Setelah melihat perempuan itu yang ternyata bernama Arsha, Agam pun kini mengajak kedua orang tuanya untuk pulang saja karena ia benar-benar ingin istirahat di rumahnya sekarang. Sebenarnya, masih ada rasa-rasa sedikit pusing yang dihasilkan oleh minuman penuh dosa itu, namun ia berusaha terlihat baik-baik saja agar sang ibu tidak kembali memasukkannya ke dalam kamar rumah sakit.
***
Arsha bisa merasakan dengan jelas jika kepalanya benar-benar terasa sakit, ia sangat tidak suka rasa seperti ini karena benar-benar membuatnya bingung tentang apa yang harus ia lakukan sekarang.
Untungnya, ia tidak sendiri di sini, ada teman baiknya yang menemani dan membantunya untuk melakukan sarapan serta meminum obat.
"Kamu membeli sarapan sebanyak ini menggunakan uang siapa?" tanya Arsha ketika baru menyadari jika sarapan yang dibawa oleh temannya memang cukup banyak.
"Aku tidak membeli, hanya menerima saja. Yang aku tahu makanan ini adalah kiriman dari seorang pria yang bernama Andra, pria yang telah membuatmu seperti ini," jawab Harsha, perempuan manis berdarah Jawa teman baik Arsha. Namanya memang sedikit mirip.
Arsha pun mengangguk kecil, baguslah jika seperti itu, itu tandanya bertanggungjawab. Mungkin akan lebih baik jika ia mendengar permintaan maafnya secara langsung.
"Sebentar lagi mungkin tanganku akan patah," ucap Harsha membuat Arsha terkejut dan kembali mengalihkan atensinya pada Harsha yang kembali menyodorkan sesuap bubur.
Arsha menyengir kuda, segera membuka mulutnya membuat Harsha dengan gemas memasukkan sesuap bubur itu pada mulut sang teman yang cukup lama terbuka.
"Setelah ini kmu harus meminum obat dengan baik dan kembali istiarahat, aku harus bekerja dan ayahmu akan tiba sebentar lagi," ujar Harsha yang diangguki oleh Arsha.
Setelah selesai membantu sang teman makan dan meminum obat, Harsha pun segera pergi menuju tempat kerjanya seperti biasa. Arsha tersenyum kecil melihat perempuan itu, perempuan yang sangat berpengaruh dalam hidupnya. Sudah sejak bayi ia bersama Harsha, bahkan sampai sekarang di saat umurnya telah menginjak 22 tahun.

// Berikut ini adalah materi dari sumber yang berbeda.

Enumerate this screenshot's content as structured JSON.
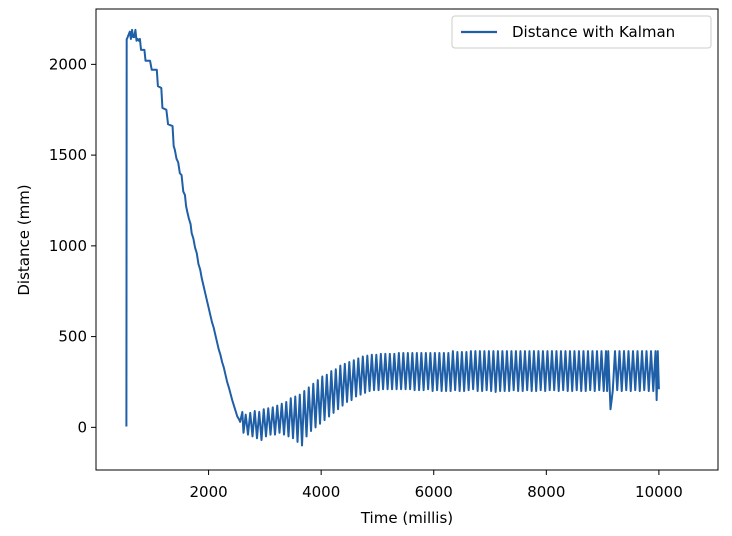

Selagi menunggu sang ayah tiba, Arsha memilih untuk membuka ponselnya dan mengirim pesan pada guru piket hari ini karena ia tidak bisa hadir untuk mengajar dalam beberapa waktu. Ya, ia memang seorang guru, guru honorer lebih tepatnya.
Arsha sangat bangga menjadi seorang guru, menebar ilmu pengetahuan pada orang lain adalah hal yang paling ia dambakan sejak kecil, dan syukur Alhamdulillah kini ia telah berhasil mendapatkannya meskipun belum sehebat guru-guru yang lain.
Di tengah sibuknya membalas pesan dari guru-guru lain yang terus menanyakan keadaannya, tiba-tiba saja pintu ruangannya terketuk sehingga atensi pun teralihkan terlebih dahulu.
"Silahkan masuk," titah Arsha membuat seseorang yang berada di balik pintu itu mulai memasuki ruangan yang sama dengannya.